The book could have concluded with the above empirically informed argument. However, the author goes even further in offering a discussion of policy and societal responses to rising precariousness and its effect on well-being via electoral politics, labour market policies and the responses of social movements. The author explores whether the converging trend in precarious work, buffered by the institutional foundations of labour markets and welfare systems, resembles a new social and political accord that redefines the roles of the state, workers and employers. This discussion opens up a range of new issues for both academic discourse and policy-oriented research. These include strengthening safety nets, new ways of skill acquisition and education, necessary changes in labour legislation and a new take on flexicurity. The book concludes by summarising the effects of the transformation of work towards more precarious jobs and their impact at the macro, meso and micro-levels, ranging from state policies to the organised responses of stakeholders, such as workers and civil society, to micro-level effects on individuals and families.
Although the book was published in 2018, before the COVID-19 pandemic, the arguments developed by Kalleberg are more important today than ever. The pandemic, coupled with technological advancement, has further facilitated a widescale reconsideration not only of perceptions of standard employment relationships, but also of acceptance of a new normality in distant, hybrid, digital, flexible and atypical forms of work. The pandemic has also uncovered serious skill shortages in some jobs and sectors and redefined perspectives on what is essential work for the economy and society. Acknowledging these recent developments, the arguments developed in Precarious Lives could well serve as a framework and touchstone for a new research agenda on the capability of welfare states and institutional settings to define the new normality of work and jobs, and their convergence across developed democracies in the post-pandemic period.
While the author offers solid empirical grounding for the book’s argument, the manifestations of precarious work and the dimensions of well-being remain rather disparate, not really showing causality or providing an in-depth discussion of the extent to which the changes in well-being are really driven by the changing character of employment in the context of a wide range of societal, political, economic and cultural considerations. Rather than a shortcoming, however, this can be seen as an opportunity to drive new empirical research that would strengthen causal relationships between precariousness and well-being, focusing on post-pandemic labour markets in developed democracies, but also worldwide.

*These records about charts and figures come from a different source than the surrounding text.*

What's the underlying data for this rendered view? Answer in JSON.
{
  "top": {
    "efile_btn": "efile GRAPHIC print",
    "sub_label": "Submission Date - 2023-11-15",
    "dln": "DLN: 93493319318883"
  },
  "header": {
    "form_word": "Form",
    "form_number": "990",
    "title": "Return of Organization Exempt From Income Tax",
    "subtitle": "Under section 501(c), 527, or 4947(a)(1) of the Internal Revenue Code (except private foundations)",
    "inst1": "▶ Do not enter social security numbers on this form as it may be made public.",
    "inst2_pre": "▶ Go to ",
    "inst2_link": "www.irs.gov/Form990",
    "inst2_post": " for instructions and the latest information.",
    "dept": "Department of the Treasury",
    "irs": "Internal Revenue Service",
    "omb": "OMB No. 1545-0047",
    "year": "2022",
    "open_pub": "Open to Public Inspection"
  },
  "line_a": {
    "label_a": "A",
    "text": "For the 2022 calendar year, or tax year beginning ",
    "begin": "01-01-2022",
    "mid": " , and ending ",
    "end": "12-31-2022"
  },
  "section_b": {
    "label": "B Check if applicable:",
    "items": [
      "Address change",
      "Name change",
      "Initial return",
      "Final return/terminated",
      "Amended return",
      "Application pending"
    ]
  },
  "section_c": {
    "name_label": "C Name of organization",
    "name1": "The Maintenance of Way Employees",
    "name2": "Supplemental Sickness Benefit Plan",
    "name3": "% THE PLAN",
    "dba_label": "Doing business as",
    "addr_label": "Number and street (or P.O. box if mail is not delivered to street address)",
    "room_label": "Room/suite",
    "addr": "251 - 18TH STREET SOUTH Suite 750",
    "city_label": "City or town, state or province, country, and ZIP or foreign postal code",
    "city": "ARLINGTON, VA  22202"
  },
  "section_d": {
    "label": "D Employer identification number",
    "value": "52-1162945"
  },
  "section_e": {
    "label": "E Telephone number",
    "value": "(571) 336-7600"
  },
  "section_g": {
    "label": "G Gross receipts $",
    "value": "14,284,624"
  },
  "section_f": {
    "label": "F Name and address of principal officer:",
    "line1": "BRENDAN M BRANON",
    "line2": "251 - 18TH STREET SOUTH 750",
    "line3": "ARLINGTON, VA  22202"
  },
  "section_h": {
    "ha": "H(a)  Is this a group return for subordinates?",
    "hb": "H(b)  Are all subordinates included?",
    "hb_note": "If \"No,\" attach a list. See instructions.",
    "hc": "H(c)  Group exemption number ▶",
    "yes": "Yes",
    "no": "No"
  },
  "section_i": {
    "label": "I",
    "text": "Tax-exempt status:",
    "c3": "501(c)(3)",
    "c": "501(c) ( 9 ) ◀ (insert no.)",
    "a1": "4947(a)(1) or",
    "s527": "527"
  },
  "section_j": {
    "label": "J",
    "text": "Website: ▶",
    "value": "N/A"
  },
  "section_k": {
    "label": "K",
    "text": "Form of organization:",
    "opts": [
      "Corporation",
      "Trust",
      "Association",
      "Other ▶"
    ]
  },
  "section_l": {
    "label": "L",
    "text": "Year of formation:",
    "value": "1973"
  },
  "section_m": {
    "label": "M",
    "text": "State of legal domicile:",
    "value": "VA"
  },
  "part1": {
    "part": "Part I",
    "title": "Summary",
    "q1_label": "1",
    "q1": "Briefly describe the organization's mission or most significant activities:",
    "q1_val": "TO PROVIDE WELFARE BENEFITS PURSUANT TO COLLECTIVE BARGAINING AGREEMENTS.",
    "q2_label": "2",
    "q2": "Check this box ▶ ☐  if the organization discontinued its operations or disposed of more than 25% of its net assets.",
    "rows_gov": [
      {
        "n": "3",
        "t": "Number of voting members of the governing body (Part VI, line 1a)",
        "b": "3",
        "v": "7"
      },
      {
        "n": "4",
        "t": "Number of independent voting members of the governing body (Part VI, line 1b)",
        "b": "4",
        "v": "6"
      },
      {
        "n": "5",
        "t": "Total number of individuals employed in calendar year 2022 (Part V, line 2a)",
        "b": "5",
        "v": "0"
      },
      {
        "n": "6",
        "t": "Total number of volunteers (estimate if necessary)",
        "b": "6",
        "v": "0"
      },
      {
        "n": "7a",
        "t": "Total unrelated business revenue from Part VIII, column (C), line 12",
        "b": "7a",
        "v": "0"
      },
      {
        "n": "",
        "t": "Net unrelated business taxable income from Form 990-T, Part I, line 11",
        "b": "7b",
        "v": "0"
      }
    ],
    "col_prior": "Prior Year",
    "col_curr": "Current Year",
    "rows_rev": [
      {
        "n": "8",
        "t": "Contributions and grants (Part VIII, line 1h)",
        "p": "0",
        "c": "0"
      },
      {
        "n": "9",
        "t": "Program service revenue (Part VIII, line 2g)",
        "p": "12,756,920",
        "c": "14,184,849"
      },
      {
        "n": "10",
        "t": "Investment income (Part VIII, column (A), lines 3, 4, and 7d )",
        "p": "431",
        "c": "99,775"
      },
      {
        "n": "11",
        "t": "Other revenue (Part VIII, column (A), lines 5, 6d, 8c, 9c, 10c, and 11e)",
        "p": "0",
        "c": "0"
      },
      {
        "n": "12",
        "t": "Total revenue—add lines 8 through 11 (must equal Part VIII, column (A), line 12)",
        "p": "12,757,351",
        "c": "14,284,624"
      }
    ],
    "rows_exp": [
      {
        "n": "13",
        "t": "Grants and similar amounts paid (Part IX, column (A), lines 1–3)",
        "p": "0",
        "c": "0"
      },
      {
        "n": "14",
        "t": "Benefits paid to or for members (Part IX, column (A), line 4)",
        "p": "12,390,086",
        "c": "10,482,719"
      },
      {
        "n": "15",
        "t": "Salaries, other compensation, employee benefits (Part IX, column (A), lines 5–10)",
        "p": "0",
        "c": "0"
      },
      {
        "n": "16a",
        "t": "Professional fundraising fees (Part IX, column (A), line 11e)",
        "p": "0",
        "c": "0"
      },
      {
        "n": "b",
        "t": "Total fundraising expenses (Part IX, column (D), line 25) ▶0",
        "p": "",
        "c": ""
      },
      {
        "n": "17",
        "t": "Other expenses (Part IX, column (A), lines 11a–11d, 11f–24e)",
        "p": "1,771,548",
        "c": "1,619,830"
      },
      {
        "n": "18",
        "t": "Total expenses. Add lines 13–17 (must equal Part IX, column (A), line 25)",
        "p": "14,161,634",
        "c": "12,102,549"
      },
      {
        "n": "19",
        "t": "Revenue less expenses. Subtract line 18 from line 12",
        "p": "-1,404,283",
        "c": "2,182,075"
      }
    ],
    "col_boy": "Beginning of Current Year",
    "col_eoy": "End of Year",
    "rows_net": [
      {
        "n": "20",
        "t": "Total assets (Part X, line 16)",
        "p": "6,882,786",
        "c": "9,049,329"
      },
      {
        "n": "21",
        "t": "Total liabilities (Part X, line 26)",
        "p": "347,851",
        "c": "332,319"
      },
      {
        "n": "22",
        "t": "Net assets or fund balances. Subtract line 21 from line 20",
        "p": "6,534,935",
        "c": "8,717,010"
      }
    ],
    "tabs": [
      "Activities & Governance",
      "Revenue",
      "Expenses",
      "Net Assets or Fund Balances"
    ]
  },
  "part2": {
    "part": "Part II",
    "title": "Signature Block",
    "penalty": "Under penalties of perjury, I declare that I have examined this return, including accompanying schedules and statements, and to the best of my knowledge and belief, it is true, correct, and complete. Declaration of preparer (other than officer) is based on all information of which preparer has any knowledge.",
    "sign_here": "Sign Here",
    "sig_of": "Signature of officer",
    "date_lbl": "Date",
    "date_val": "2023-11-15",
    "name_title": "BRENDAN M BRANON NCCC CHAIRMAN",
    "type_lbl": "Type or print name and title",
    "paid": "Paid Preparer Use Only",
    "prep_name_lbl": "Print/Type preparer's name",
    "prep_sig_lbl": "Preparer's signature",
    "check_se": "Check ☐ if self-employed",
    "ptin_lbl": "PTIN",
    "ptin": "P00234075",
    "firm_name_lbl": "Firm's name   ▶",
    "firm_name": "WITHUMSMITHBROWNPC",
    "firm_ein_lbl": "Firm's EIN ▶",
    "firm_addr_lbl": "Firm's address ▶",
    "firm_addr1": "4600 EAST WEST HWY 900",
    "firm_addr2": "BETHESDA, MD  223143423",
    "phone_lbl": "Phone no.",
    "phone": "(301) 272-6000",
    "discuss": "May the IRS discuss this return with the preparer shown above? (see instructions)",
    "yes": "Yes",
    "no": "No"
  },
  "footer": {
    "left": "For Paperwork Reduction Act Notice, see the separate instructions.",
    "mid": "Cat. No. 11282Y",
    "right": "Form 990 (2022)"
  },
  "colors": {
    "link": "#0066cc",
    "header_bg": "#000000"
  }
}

To conclude, the book is a timely and important contribution to the relatively large body of literature on precarious work (see, for example, Choonara et al., 2022). While focusing on the drivers and broader effects of precarious work on well-being, it leaves space for more research on the roles of agency and power resources in understanding why precarious work emerges and how it interacts with other aspects of well-being across different institutional settings. The book by Doellgast et al. (2018) partly does justice to the role of agency and power relations in understanding precarious work and solidarity across relevant stakeholders, but the existing body of literature on precarious work and its institutional and welfare buffers is certainly not exhaustive. Rather, it is gaining even more relevance with technological change, and changing paradigms of work, life, policy and institutions in post-COVID labour markets.